How to Utilize Emotional Safety to Find the Right Therapist

Understanding emotional safety can also help guide the process of finding a therapist. While credentials, modalities, and specialties are important, research consistently shows that the therapeutic relationship itself is one of the strongest predictors of healing and positive outcomes (Norcross & Wampold, 2019). In many ways, therapy works not only through insight or intervention, but through the experience of feeling emotionally safe with another person.

When meeting with a therapist, it may be helpful to pay attention to your nervous system and felt sense within the relationship. You might ask yourself:

  • Do I feel seen? Do I feel like I need to mask or perform?

  • Do I feel comfortable or at ease? How is my body postured - open or closed?

  • Do I feel accepted? Can I envision honest conversations here?

  • Is the therapist’s presence calming or activating?

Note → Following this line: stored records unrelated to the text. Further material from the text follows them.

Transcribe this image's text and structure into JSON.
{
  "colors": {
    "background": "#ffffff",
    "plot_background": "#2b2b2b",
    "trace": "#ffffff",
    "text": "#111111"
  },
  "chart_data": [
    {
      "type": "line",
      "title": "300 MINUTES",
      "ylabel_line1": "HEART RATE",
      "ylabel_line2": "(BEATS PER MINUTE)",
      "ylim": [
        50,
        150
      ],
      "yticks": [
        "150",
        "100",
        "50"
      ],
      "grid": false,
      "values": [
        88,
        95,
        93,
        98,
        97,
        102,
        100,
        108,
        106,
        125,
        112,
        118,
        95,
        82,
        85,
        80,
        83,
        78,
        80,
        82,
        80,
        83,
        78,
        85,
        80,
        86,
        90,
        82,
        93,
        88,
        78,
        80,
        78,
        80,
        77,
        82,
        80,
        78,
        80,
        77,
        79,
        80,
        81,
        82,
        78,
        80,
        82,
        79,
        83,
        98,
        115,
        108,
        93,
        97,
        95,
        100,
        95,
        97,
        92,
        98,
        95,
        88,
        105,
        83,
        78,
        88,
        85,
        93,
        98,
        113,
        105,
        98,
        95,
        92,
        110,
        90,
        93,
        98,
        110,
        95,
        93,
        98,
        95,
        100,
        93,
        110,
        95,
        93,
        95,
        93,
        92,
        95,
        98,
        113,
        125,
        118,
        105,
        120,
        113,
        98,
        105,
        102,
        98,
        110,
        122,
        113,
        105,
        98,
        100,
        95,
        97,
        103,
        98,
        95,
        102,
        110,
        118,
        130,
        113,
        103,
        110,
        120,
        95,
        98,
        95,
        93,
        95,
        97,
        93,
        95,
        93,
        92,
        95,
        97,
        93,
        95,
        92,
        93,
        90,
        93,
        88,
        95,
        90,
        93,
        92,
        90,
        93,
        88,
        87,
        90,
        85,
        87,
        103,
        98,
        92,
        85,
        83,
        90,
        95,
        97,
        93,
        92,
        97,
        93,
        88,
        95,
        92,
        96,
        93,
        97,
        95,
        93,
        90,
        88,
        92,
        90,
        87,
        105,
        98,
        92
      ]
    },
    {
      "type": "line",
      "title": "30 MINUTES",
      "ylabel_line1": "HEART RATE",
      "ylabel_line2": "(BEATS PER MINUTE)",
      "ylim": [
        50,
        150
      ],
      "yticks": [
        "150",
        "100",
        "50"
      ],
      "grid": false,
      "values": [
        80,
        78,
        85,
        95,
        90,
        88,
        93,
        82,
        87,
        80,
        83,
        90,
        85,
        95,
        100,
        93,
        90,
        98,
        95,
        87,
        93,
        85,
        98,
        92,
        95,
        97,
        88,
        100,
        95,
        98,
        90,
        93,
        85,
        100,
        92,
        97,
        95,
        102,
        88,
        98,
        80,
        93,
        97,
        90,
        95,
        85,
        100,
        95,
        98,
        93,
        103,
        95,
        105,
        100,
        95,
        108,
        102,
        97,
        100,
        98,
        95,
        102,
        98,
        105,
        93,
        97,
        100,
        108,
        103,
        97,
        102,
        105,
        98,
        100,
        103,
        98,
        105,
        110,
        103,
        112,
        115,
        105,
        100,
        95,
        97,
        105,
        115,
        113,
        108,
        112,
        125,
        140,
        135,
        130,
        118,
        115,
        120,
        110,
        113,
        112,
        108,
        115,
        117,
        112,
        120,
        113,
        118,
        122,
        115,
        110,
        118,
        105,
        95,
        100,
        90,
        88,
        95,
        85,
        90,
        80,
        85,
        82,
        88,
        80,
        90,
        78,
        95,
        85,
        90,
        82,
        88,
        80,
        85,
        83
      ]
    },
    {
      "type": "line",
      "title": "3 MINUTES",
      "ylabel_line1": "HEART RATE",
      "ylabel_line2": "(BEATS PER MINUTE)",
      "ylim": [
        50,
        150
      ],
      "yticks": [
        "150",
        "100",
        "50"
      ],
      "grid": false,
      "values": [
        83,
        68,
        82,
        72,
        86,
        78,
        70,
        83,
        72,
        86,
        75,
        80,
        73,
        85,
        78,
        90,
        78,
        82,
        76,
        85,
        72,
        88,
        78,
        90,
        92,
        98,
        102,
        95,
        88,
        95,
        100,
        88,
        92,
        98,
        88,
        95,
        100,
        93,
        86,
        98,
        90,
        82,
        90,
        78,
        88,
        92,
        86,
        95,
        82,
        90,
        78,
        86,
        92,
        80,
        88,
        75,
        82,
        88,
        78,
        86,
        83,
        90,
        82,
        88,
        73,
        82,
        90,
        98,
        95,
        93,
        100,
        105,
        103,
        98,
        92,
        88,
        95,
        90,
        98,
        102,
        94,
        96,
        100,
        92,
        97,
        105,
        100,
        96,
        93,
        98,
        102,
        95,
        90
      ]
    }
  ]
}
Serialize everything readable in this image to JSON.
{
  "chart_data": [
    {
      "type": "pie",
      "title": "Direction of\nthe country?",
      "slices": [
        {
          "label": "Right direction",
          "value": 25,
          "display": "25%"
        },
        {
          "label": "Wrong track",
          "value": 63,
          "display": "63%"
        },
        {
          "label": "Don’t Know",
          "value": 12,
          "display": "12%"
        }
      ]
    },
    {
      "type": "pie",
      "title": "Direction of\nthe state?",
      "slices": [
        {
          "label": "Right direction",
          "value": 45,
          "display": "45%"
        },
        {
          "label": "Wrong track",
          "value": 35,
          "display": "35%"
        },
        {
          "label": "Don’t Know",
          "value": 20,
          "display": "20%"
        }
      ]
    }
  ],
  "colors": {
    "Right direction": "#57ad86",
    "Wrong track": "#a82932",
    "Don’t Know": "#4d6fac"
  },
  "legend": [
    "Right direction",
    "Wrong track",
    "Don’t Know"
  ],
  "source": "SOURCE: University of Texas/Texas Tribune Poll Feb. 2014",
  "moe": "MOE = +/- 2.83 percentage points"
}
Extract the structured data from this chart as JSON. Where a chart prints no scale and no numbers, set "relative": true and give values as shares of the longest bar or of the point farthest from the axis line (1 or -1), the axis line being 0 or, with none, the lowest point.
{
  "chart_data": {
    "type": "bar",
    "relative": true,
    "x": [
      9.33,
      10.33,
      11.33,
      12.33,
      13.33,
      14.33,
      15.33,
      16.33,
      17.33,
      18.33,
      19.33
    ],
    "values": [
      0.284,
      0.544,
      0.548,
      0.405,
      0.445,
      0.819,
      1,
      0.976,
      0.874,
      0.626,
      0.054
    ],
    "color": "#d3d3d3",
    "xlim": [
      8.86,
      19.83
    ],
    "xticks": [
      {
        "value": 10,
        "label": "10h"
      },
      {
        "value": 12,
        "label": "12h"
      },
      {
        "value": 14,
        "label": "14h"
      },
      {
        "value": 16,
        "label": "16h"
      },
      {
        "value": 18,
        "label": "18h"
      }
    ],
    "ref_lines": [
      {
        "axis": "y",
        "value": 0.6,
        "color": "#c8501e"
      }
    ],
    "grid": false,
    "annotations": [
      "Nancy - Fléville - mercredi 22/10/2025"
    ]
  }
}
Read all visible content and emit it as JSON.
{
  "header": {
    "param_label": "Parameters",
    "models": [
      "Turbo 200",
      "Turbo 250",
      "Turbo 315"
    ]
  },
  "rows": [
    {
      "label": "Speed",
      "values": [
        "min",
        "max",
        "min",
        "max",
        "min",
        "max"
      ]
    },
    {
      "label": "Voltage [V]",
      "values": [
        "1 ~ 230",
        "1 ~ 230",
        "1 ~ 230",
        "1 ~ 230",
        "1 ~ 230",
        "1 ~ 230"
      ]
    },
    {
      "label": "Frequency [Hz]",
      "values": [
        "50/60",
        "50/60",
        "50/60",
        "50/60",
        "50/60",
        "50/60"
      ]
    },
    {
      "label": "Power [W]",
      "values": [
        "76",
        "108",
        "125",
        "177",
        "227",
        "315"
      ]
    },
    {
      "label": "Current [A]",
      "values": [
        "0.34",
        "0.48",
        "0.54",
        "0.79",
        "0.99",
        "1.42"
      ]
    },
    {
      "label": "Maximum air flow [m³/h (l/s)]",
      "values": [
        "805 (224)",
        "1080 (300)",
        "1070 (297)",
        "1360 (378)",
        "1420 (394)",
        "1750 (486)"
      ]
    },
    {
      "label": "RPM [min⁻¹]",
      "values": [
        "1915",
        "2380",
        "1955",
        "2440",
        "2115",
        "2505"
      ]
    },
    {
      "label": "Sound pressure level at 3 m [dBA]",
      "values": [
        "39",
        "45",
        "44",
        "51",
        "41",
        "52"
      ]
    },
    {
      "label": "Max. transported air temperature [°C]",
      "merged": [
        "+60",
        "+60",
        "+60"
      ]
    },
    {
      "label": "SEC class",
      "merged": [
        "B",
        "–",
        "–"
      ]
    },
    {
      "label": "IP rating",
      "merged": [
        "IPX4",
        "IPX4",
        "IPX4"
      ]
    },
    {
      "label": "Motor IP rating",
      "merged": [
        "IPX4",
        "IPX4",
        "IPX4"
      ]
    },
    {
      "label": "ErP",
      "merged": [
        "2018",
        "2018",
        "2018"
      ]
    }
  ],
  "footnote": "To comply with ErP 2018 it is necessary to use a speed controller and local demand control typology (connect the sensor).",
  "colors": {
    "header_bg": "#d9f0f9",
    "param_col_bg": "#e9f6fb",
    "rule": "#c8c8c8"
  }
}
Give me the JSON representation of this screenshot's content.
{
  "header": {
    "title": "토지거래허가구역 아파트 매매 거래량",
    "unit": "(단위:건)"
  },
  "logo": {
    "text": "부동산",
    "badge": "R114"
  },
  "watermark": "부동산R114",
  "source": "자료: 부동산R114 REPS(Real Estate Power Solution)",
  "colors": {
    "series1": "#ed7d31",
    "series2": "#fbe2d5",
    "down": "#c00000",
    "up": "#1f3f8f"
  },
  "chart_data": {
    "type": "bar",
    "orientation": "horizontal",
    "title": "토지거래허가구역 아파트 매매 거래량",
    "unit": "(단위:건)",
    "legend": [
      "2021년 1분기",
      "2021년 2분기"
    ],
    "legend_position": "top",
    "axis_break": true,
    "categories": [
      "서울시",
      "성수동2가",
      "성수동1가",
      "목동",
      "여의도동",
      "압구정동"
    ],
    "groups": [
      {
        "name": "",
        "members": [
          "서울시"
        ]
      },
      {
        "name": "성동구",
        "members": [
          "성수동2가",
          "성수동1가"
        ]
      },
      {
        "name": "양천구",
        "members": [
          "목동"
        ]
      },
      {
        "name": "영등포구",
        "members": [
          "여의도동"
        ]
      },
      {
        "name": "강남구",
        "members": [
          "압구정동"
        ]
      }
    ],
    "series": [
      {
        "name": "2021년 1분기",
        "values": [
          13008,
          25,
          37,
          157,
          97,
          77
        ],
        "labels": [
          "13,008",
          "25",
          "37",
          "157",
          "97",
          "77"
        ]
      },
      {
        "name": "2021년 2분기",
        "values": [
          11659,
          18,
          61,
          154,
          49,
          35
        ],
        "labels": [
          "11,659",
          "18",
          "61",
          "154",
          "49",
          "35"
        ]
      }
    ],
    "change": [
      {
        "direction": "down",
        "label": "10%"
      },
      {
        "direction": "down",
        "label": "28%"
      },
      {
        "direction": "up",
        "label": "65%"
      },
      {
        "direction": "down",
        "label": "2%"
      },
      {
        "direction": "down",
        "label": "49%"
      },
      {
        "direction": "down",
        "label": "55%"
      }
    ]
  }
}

  • Does something in my body soften or harden in this space?

Of course, trust and rapport develop gradually over time. Feeling nervous or uncertain in the beginning is natural and expected. Yet understanding emotional safety can help us recognize that therapy is not simply about finding the “right technique,” but about finding a relationship in which the nervous system feels safe enough to explore and in turn, heal. As Louis Cozolino (2014) writes, “A secure therapeutic relationship provides the safety necessary for exploration, vulnerability, and change.”

 

Boeder, E. (2017, August 4). Emotional safety is necessary for emotional connection. The Gottman Institute.https://www.gottman.com/blog/emotional-safety-is-necessary-for-emotional-connection/

Brenner, H., & Letich, L. (2023, January 16). Emotional safety: What it is and why it’s important. Psychology Today.https://www.psychologytoday.com/us/blog/the-art-of-feeling/202301/emotional-safety-what-it-is-and-why-its-important

Cozolino, L. (2014). The Neuroscience of Human Relationships. Norton.

Dana, D. (2018). The Polyvagal Theory in Therapy: Engaging the Rhythm of Regulation. Norton.

Norcross, J. C., & Wampold, B. E. (2019). Relationships and responsiveness in the psychological treatment of trauma: The Transtheoretical Model perspective. Psychotherapy, 56(3), 319–329.

Polyvagal Institute. (n.d.). What is Polyvagal Theory?https://www.polyvagalinstitute.org/whatispolyvagaltheory

Porges, S. W. (2004). Neuroception: A subconscious system for detecting threats and safety. Zero to Three, 24(5), 19–24.

Porges, S. W. (2021). Polyvagal Safety: Attachment, Communication, Self-Regulation. Norton.

Siegel, D. J. (2010). The Mindful Therapist. Norton.